Retrieval Augmented Generation on Notion Docs via LangChain

February 27, 2024

RAG, or Retrieval Augmented Generation, is a prominent AI framework in the era of large language models (LLMs). It enhances the capabilities of these models by integrating external knowledge, ensuring more accurate and current responses. A standard RAG system includes an LLM, a vector database, and some prompts as code that can be send queries to the LLM.

source:zilliz

Purpose and Goals:

  1. Learn How to Vectorise Notion Pages and Databases: We'll delve into the process of vectorising Notion pages and databases, enabling efficient storage and retrieval of information.
  2. Introduction to Retrieval Augmented Generation (RAG) using LangChain: We'll provide an overview of RAG and demonstrate its implementation using LangChain, a powerful tool for integrating external knowledge into AI models

In this guide, we'll explore three important tools: Notion, Supabase, and OpenAI. Notion data is the external information we are going to ingest. Supabase stores this information in a vector representation to act as the context to the LLM. First, we'll set up these tools step by step. Then, we'll learn how to take information from Notion and store it in a Vector Store. After that, we'll use LangChain to build a knowledge retrieval system that can find the right answers for us. Finally, we'll see how all these pieces work together in a real situation.

If you're interested in learning more about prompt engineering and its importance in shaping the responses of AI models, check out my previous post:Prompt Engineering for OpenAI Chat Completions. In this beginner's guide, I delve into the significance of crafting well-designed prompts to enhance the accuracy and relevance of AI-generated responses. Understanding prompt engineering can greatly improve your experience with AI models like OpenAI's Chat Completions.

Before diving into the implementation, let's ensure we have all the necessary requirements:

  1. Notion Database: A table database in Notion with appropriate records.
  2. Visit the Notion Developers page and log in with your Notion account.
  3. Notion Integration: Generate an integration token in Notion to access the database programmatically.
  4. Connect the Integration to the Database.
  5. Supabase Setup: Set up a Supabase project and obtain the Supabase URL and service key.
  6. Environment Variables: Set environment variables for the OpenAI API key, Supabase URL, and service key.
import os

os.environ["OPENAI_API_KEY"] = "your-openai-api-key"
os.environ["SUPABASE_URL"] = "your-supabase-url"
os.environ["SUPABASE_SERVICE_KEY"] = "your-supabase-service-key"
os.environ["NOTION_TOKEN"] = "your-notion-integration-token"
os.environ["DATABASE_ID"] = "your-notion-database-id"

Setup Supabase Database

Use these steps to setup your Supabase database if you haven't already.

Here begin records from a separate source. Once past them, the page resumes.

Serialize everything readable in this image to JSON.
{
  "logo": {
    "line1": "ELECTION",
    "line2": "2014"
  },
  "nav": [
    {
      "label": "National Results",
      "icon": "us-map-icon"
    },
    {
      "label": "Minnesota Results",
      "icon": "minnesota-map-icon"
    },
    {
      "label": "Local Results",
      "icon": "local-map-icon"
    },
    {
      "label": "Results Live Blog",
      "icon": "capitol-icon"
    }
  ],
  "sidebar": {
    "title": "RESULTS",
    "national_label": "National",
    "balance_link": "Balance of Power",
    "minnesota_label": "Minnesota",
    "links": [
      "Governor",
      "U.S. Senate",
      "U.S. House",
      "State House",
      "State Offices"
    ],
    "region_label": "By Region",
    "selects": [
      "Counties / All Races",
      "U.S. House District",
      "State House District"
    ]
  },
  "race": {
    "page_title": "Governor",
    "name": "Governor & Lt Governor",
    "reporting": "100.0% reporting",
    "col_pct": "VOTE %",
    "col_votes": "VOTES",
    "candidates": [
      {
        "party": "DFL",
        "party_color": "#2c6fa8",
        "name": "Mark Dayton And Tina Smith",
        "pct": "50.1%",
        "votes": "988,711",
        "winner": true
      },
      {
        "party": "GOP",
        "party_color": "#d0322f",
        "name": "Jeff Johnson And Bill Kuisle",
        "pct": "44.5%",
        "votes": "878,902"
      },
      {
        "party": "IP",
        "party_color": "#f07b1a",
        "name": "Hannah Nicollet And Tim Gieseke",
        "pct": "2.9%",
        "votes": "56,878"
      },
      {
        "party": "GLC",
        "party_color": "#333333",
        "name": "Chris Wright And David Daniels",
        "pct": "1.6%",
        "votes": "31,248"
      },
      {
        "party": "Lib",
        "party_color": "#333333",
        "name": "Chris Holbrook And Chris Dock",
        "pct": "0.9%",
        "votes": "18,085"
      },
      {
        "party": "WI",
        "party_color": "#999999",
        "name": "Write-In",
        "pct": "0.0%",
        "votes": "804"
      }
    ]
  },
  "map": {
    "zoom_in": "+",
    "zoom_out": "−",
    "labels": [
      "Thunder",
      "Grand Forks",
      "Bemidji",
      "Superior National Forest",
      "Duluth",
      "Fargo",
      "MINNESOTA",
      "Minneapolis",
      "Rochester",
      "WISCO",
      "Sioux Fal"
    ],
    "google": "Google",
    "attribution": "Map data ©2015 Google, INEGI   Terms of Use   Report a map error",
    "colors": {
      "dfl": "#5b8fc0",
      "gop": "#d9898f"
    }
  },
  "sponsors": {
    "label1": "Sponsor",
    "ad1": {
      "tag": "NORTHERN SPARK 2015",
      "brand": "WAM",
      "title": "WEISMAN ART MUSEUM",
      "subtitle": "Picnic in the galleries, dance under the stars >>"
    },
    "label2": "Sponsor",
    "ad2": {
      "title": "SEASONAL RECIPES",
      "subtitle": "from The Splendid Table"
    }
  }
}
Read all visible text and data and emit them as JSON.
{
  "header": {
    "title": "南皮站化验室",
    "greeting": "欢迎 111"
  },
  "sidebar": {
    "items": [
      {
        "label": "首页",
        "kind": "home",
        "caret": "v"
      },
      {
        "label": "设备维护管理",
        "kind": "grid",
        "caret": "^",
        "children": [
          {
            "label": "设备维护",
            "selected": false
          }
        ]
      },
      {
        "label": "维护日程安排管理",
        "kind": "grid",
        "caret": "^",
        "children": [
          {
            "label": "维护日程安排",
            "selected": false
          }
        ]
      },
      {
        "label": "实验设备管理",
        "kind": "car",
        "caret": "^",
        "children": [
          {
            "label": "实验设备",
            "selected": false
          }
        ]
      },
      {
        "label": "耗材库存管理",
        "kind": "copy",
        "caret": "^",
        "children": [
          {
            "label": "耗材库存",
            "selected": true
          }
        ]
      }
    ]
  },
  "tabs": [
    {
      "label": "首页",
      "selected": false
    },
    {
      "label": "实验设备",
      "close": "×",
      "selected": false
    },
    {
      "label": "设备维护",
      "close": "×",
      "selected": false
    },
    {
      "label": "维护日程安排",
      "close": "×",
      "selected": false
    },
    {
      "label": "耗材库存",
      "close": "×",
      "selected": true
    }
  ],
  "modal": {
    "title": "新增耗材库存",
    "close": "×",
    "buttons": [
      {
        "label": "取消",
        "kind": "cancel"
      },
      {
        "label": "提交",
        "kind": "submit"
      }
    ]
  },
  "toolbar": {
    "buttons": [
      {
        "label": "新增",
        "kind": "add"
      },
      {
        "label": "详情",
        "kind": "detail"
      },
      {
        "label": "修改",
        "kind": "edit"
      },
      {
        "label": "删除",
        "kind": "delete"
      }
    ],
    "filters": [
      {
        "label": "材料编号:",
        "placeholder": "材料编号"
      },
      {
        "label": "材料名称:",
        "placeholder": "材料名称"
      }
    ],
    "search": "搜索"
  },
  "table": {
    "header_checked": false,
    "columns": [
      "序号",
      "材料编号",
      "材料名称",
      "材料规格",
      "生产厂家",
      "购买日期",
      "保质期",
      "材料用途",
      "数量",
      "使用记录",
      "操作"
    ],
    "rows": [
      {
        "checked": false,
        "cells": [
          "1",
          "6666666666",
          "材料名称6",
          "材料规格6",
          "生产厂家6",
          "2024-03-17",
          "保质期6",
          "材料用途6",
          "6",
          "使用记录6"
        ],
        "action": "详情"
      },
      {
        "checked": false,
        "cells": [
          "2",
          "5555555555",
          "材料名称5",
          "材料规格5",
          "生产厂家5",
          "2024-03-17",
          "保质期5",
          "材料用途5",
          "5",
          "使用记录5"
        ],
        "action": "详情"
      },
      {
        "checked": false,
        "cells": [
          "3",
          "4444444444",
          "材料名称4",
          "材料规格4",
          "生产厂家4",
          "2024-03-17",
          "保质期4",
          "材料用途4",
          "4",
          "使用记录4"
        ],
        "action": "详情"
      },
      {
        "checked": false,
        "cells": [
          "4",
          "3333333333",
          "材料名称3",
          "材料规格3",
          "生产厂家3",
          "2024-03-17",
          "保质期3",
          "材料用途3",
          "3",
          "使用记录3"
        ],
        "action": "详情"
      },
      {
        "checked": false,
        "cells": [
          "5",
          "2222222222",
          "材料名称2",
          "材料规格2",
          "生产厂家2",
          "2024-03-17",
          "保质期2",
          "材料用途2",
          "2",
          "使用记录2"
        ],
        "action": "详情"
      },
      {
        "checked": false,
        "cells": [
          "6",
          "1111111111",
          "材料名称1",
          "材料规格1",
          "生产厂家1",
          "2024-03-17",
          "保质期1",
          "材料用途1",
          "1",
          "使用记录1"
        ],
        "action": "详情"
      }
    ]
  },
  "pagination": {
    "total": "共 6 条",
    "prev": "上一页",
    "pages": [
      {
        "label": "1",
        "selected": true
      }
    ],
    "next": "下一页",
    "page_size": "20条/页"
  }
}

  1. Head over to https://database.new to provision your Supabase database.
  2. In the studio, jump to the SQL editor and run the following script to enable pgvector and setup your database as a vector store:
-- Enable the pgvector extension to work with embedding vectors
create extension if not exists vector;

-- Create a table to store your documents
create table
  documents (
    id uuid primary key,
    content text, -- corresponds to Document.pageContent
    metadata jsonb, -- corresponds to Document.metadata
    embedding vector (1536) -- 1536 works for OpenAI embeddings, change as needed
  );

-- Create a function to search for documents
create function match_documents (
  query_embedding vector (1536),
  filter jsonb default '{}'
) returns table (
  id uuid,
  content text,
  metadata jsonb,
  similarity float
) language plpgsql as $$
#variable_conflict use_column
begin
  return query
  select
    id,
    content,
    metadata,
    1 - (documents.embedding <=> query_embedding) as similarity
  from documents
  where metadata @> filter
  order by documents.embedding <=> query_embedding;
end;
$$;

Loading Notion Documents with NotionDBLoader

Note: The following code only loads documents from a single Notion database. You can export your entire Notion workspace and load documents using NotionDirectoryLoader, see the ingesting-your-own-dataset from Langchain for more details.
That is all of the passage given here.